Stroganoff Meatballs

Another great Stroganoff recipe.... Stroganoff Meatballs... and you can't have too many Stroganoff recipes... for sure.
This is a great weeknight meal... pretty quick and easy... the fat and cooking time is significantly less because the meatballs are baked not fried...and while they're baking you can make the sauce and the noodles...
I know this uses Campbell's Cream of Mushroom soup... while canned soups aren't everyone's favorite.. in some recipes they just work... and this is one of them... you can use the regular variety or the lower fat one.. they both work.
I have made this with Golden Mushroom soup when I started cooking and realized I was out of Cream of Mushroom soup...  the taste is a bit different but it is good... my suggestion... double the sour cream ... it will definitely make it more Stroganoff-like.
This recipes uses shallots... I like the lighter onion flavor.. you can substitute a medium-sized mild onion instead.
For those of you that don't cook with alcohol, you can leave out the sherry... but it does add a nice flavor.
This recipe feeds 3-4 depending if you have any other sides beside the noodles... it only uses 1 pound of ground beef... so think of it as 1/4 pound per person (like a burger would be).
I hope you try this delicious version of a truly great classic dish!
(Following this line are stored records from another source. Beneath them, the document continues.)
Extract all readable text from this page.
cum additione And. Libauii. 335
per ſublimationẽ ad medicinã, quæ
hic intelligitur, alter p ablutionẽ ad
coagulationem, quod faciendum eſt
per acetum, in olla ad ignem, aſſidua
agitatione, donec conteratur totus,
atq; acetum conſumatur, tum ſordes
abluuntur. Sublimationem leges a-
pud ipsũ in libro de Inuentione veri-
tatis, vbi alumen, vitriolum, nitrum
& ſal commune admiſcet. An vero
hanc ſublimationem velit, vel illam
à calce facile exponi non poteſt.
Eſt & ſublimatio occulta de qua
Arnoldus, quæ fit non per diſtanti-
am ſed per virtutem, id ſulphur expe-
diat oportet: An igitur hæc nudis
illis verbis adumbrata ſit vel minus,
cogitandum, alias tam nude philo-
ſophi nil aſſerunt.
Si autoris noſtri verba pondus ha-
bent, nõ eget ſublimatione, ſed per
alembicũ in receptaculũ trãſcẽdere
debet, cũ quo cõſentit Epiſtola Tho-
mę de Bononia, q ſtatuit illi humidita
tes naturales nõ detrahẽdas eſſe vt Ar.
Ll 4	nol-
Recipe:  Stroganoff Meatballs
All you need:
1 pound very lean ground beef
4 large shallots, finely chopped and divided
2 tablespoons fresh parsley, chopped and divided
1/4 cup fine dry plain bread crumbs
2 teaspoons Worcestershire sauce, divided
1 teaspoon  garlic powder, divided
1/2 teaspoon onion powder
salt and pepper
2 tablespoons butter
1/2 cup beef broth
1/4 cup sherry
1/2 teaspoon paprika
1/4 cup sour cream
1 can Campbell's Cream of Mushroom Soup
1 pkg. (8 oz) fresh mushrooms, thickly sliced
All you need to do:
Preheat the oven to 400 degrees F.  Line a baking sheet with non-stick foil.
In a large bowl mix together the beef, 2 tablespoons of the chopped shallots, 1 tablespoon of the chopped parsley, 1 teaspoon of the Worcestershire sauce, 1/2 teaspoon garlic powder, onion powder, bread crumbs, a sprinkling of salt and pepper.  Form small meatballs ... a little smaller than a golf ball.. and place on the foil lined baking sheet.
Bake the meatballs for 20 minutes.
Meanwhile in a medium pot.. melt the butter over medium high heat.  Add the remaining shallots and cook for 2 minutes... taking care not to scorch them.. lower the heat a bit if necessary.  Add the sliced mushrooms and cook for about 5 minutes, stirring frequently.
Add the beef broth and sherry... then add the can of Cream of Mushroom soup... stir until well mixed.  Add the remaining teaspoon of Worcestershire sauce, 1/2 teaspoon garlic powder and paprika.  Stir well and cook until sauce is bubbly and mushrooms are soft.   Remove from the heat and stir in the sour cream... mix well.  Season with salt and pepper to taste.
Add the meatballs to the sauce when they are done baking... and cook over low-medium heat for about 5 minutes...
Serve over hot buttered noodles and sprinkle the remaining chopped parsley for garnish.


Unknown said...

I really enjoyed this recipe. I made the recipe exactly as written except made the meatballs smaller (bite sized). it was a hit with husband too!

Linda said...

Thanks Karen!

Glad you enjoyed it... thanks for stopping by!